En Egypte, la place Tahrir reprend feu

Libération, 21 novembre 2011 :

L’air est saturé de gaz irritants. Des centaines de jeunes Egyptiens, le visage recouvert d’un foulard, les yeux humides, montent au front, des morceaux de pavés dans les mains. Depuis samedi, la place Tahrir a recouvré ses allures révolutionnaires. Les affrontements ont commencé vers 13 heures, après que des policiers antiémeute, casqués et armés de bâtons, ont délogé par la force quelques centaines de personnes installées sur la place.

Pour la plupart activistes et familles de victimes de la révolution de janvier, ces manifestants avaient décidé d’occuper une nouvelle fois la place, au lendemain d’une grande manifestation contre le Conseil suprême des forces armées, qui dirige le pays depuis la chute de Hosni Moubarak. Par dizaines de milliers, les Egyptiens exigeaient un retour du pouvoir aux civils via l’organisation d’une élection présidentielle en avril et non en 2013 comme prévu par l’armée.

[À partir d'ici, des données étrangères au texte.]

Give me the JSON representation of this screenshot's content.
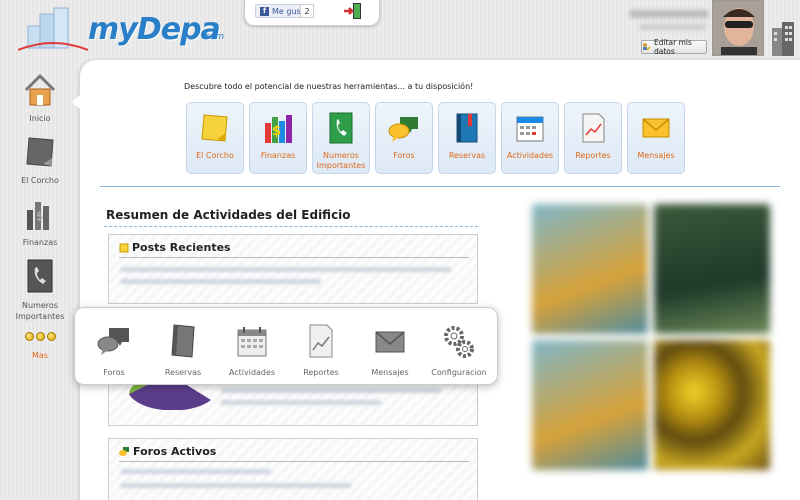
{
  "brand": {
    "logo_text": "myDepa",
    "logo_suffix": ".com"
  },
  "header": {
    "fb_like_label": "Me gusta",
    "fb_like_count": "2",
    "edit_profile_label": "Editar mis datos"
  },
  "left_nav": {
    "items": [
      {
        "label": "Inicio",
        "icon": "house-icon"
      },
      {
        "label": "El Corcho",
        "icon": "note-icon"
      },
      {
        "label": "Finanzas",
        "icon": "money-icon"
      },
      {
        "label": "Numeros Importantes",
        "icon": "phone-icon"
      },
      {
        "label": "Mas",
        "icon": "dots-icon"
      }
    ]
  },
  "main": {
    "tagline": "Descubre todo el potencial de nuestras herramientas... a tu disposición!",
    "tools": [
      {
        "label": "El Corcho",
        "icon": "sticky-note-icon"
      },
      {
        "label": "Finanzas",
        "icon": "finance-icon"
      },
      {
        "label": "Numeros Importantes",
        "icon": "phone-book-icon"
      },
      {
        "label": "Foros",
        "icon": "chat-bubbles-icon"
      },
      {
        "label": "Reservas",
        "icon": "book-icon"
      },
      {
        "label": "Actividades",
        "icon": "calendar-icon"
      },
      {
        "label": "Reportes",
        "icon": "report-icon"
      },
      {
        "label": "Mensajes",
        "icon": "envelope-icon"
      }
    ],
    "section_title": "Resumen de Actividades del Edificio",
    "boxes": [
      {
        "title": "Posts Recientes"
      },
      {
        "title": "Foros Activos"
      }
    ]
  },
  "popup": {
    "items": [
      {
        "label": "Foros",
        "icon": "chat-bubbles-icon"
      },
      {
        "label": "Reservas",
        "icon": "book-icon"
      },
      {
        "label": "Actividades",
        "icon": "calendar-icon"
      },
      {
        "label": "Reportes",
        "icon": "report-icon"
      },
      {
        "label": "Mensajes",
        "icon": "envelope-icon"
      },
      {
        "label": "Configuracion",
        "icon": "gears-icon"
      }
    ]
  },
  "colors": {
    "accent": "#e06a1a",
    "brand": "#2a7fc9",
    "divider": "#8ab5d8"
  }
}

Cartouches. Quelques heures plus tard, la situation s’est embrasée. Après avoir été repoussés dans plusieurs rues du centre-ville par la police, des milliers de manifestants ont repris la place Tahrir dans la soirée. Pendant plusieurs heures, manifestants et policiers se sont affrontés à coups de jets de pierre et de cocktails Molotov d’un côté, de gaz lacrymogène, de balles en caoutchouc et de cartouches de chasse de l’autre.

Hier matin, les heurts continuaient, près de la place, non loin du ministère de l’Intérieur. Dans le nord du pays, Alexandrie et Suez ont aussi été secouées par une éruption de violence. Au total, 12 manifestants ont été tués ce week-end, dont 11 au Caire (4 par balles), et plus de 900 ont été blessés. Des dizaines de personnes ont été arrêtées. Les affrontements se poursuivaient cette nuit.

Ces manifestants sont descendus spontanément dans la rue, avec la volonté d’en finir avec les scories de l’ancien régime. «Le peuple veut la chute du Moushir [maréchal] !» entonnaient hier matin quelques centaines d’entre eux, visant directement le maréchal Tantawi, à la tête du conseil militaire et pendant vingt ans ministre de la Défense sous Moubarak. D’autres pointaient du doigt les policiers. «Ils emploient les mêmes méthodes que sous Moubarak. Ils nous traitent avec brutalité, sans jamais passer par la voie du dialogue», explose Amr Taher, un avocat de 24 ans.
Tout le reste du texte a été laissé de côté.